I'm not sure how to fit a problem like that into this "duration of human time needed to complete a task" framework.

This is an excellent example of human “context windows” though and it could be the llm could have solved the easy problem with better context engineering. Despite 1M token windows, things still start to get progressively worse after 100k. LLMs would overnight be amazingly better with a reliable 1M window.
What does "better context engineering" mean here? How/why are the existing token windows "unreliable"?
Fair comment.

While I think they're trying to cover that by getting experts to solve problems, it is definitely the case that humans learn much faster than current ML approaches, so "expert in one specific library" != "expert in writing software".

But will it actually get better or will it just get faster and more power efficient at failing to pair parentheses/braces/brackets/quotes?
Read the linked METR study please.

Or watch the Computerphile video summary/author interview, if you prefer: https://m.youtube.com/watch?v=evSFeqTZdqs

Most reasonable AI alarmists are not concerned with sentient AI but an AI attached to the nukes that gets into one of those repeating death loops and fires all the missiles.
In reality, this isn't a very serious threat. Rather, we're concerned about AI as a tool for strengthening totalitarian regimes.
Given that AI couldn't even speak English 6 years ago, do you really think it's going to struggle with unit tests for the next 20 years?

It's well worth looking at https://progress.openai.com/, here's a snippet:

> human: Are you actually conscious under anesthesia?

> GPT-1 (2018): i did n't . " you 're awake .

> GPT-3 (2021): There is no single answer to this question since anesthesia can be administered [...]

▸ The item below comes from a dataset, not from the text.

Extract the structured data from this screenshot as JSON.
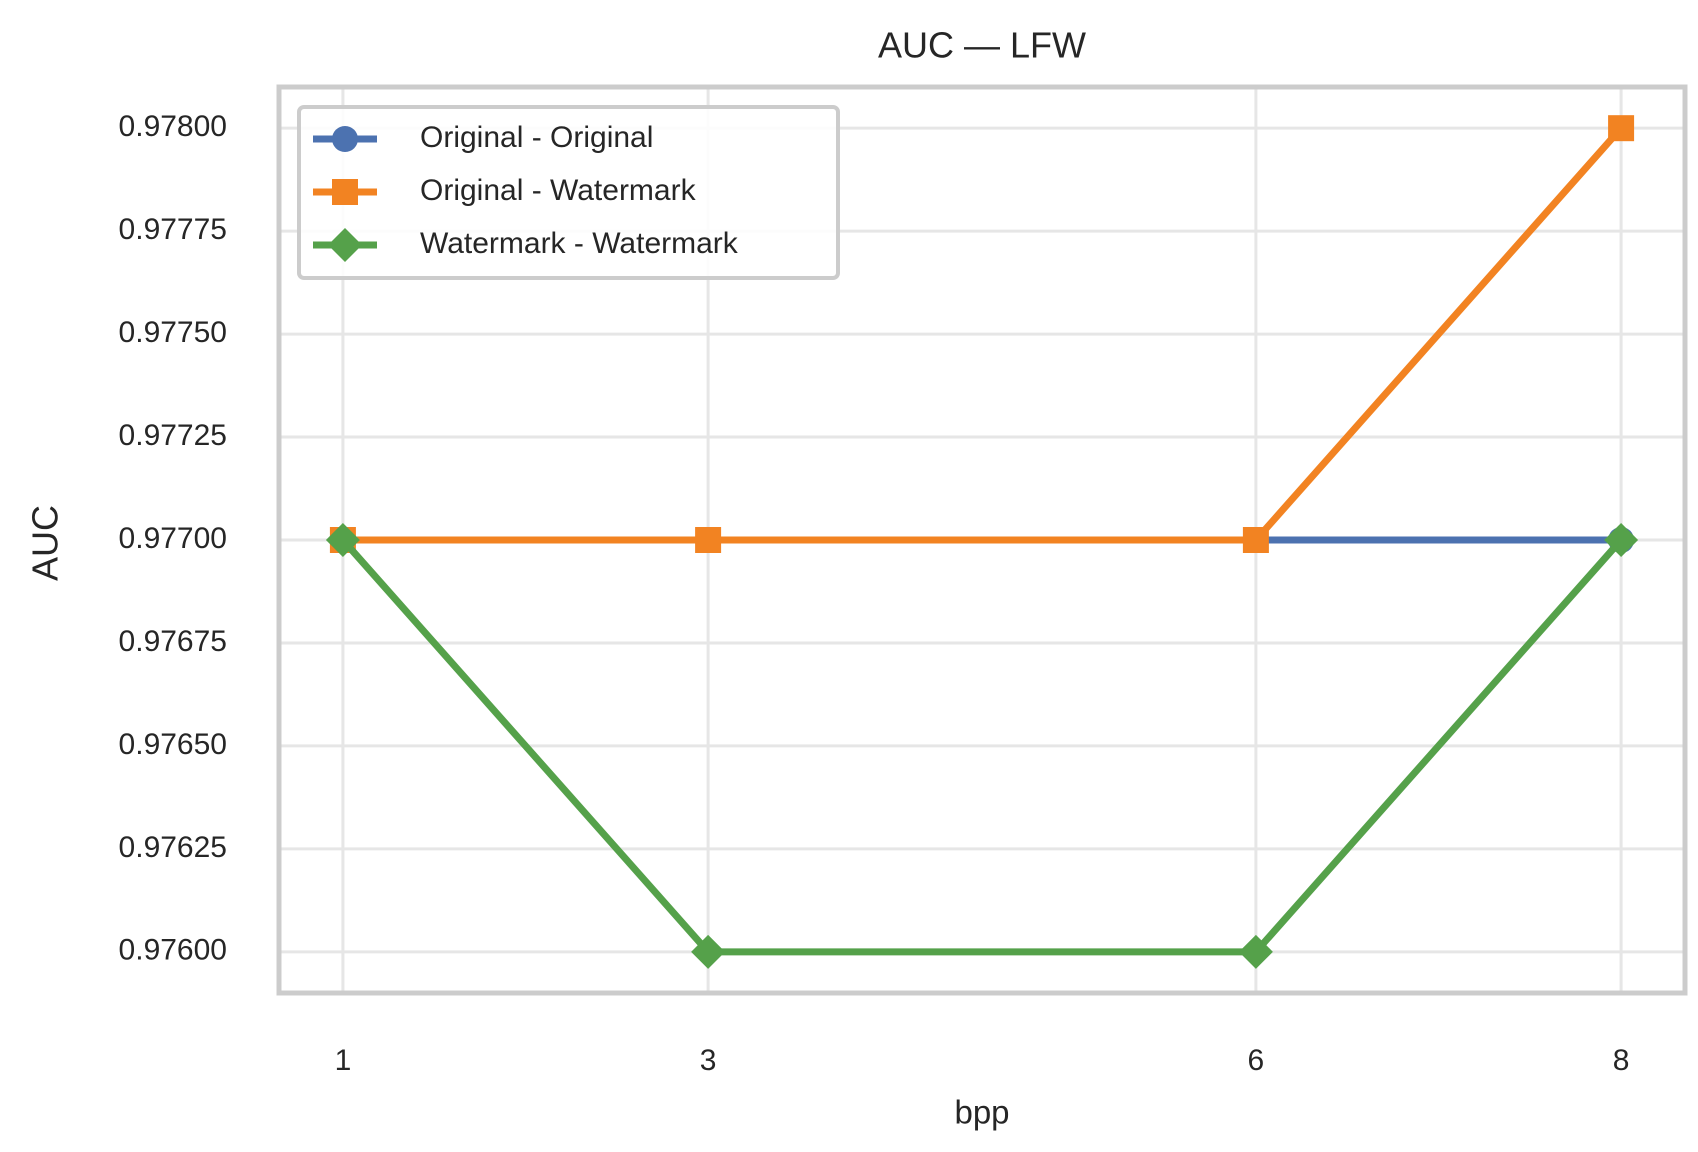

the improvements since 2021 are minor at best. ai thus far has been trained to imitate humans by training it on text written by humans. it's unlikely that you will make something as smart as a human by training it to imitate a human. imitation is a lossy process, you lose knowledge of the "why", you only imitate the outcome. to get beyond this state, we'll need a new technique. so far we've used gradient descent to teach an ai to reproduce a function. to teach it new behaviours will probably take evolutionary approaches. this will take orders of magnitude more compute to get to the same point. so yes it could take 20 years.
> Given that AI couldn't even speak English 6 years ago, do you really think it's going to struggle with unit tests for the next 20 years?

Yes.

LLM is a very interesting technology for machines to understand and generate natural language. It is a difficult problem that it sort of solves.

It does not understand things beyond that. Developing software is not simply a natural language problem.

"Just one more prompt, bro", and your problems will be solved.